Dans les années 1970-1980, la pression des mouvements de défense de l’environnement était aussi moins forte. M. Walker se dit « certain qu’avec les exigences technologiques et réglementaires actuelles, ce sera fait en toute sécurité ». Les écologistes n’en croient pas un mot. Ils ont en mémoire la marée noire en Alaska causée par le supertanker Exxon-Valdez en 1989, et la fuite du Trans-Alaska en 2010-2011. Leur stratégie a consisté à bloquer les projets de pipelines pour empêcher, ou au moins retarder, le développement des gisements en amont. Caelus devra avoir tout le soutient du gouverneur de l’Alaska pour obtenir le feu vert d’une administration fédérale très tatillone sur ces projets. Surtout en cas d’élection d’Hillary Clinton à la Maison Blanche.

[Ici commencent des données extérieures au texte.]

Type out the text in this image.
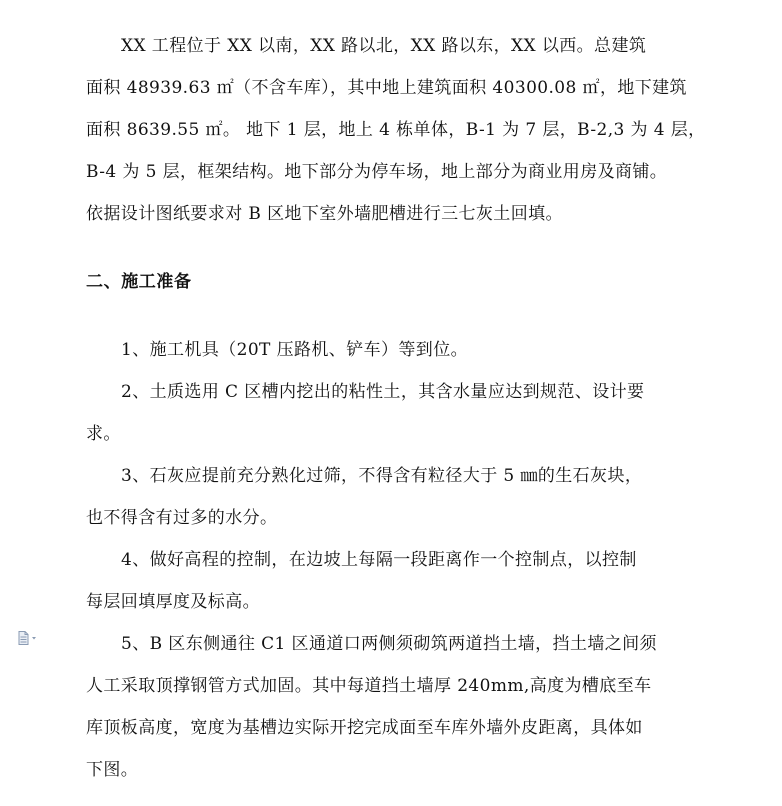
XX 工程位于 XX 以南，XX 路以北，XX 路以东，XX 以西。总建筑
面积 48939.63 ㎡（不含车库），其中地上建筑面积 40300.08 ㎡，地下建筑
面积 8639.55 ㎡。 地下 1 层，地上 4 栋单体，B-1 为 7 层，B-2,3 为 4 层，
B-4 为 5 层，框架结构。地下部分为停车场，地上部分为商业用房及商铺。
依据设计图纸要求对 B 区地下室外墙肥槽进行三七灰土回填。
二、施工准备
1、施工机具（20T 压路机、铲车）等到位。
2、土质选用 C 区槽内挖出的粘性土，其含水量应达到规范、设计要
求。
3、石灰应提前充分熟化过筛，不得含有粒径大于 5 ㎜的生石灰块，
也不得含有过多的水分。
4、做好高程的控制，在边坡上每隔一段距离作一个控制点，以控制
每层回填厚度及标高。
5、B 区东侧通往 C1 区通道口两侧须砌筑两道挡土墙，挡土墙之间须
人工采取顶撑钢管方式加固。其中每道挡土墙厚 240mm,高度为槽底至车
库顶板高度，宽度为基槽边实际开挖完成面至车库外墙外皮距离，具体如
下图。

Même autorisée, la production sera très difficile, estiment les experts pétroliers. Y compris financièrement, puisqu’un baril coûtera 40 dollars à pomper et acheminer jusqu’au marché (avant impôts), estime Bloomberg. Avec l’effondrement du prix du brut, tombé de 114 à 50 dollars le baril en deux ans, mais aussi des campagne d’exploration décevantes, le géant anglo-néerlandais Shell a renoncé à poursuivre ses forages dans les zones les plus difficiles de l’Arctique après y avoir englouti 8 milliards de dollars. L’américain ConocoPhillips a suivi. En Norvège, au Canada, aux Etats-Unis et jusqu’en Russie, les campagnes des mouvements écologistes sont de plus en plus agressives. Et persuasives.

Les compagnies pétrolières et parapétrolières ont fortement réduit leurs investissements depuis deux ans. Et ce n’est pas ces projets très gourmands en capitaux qu’elles privilégient, attendant une nette remontée des cours pour s’y lancer à nouveau.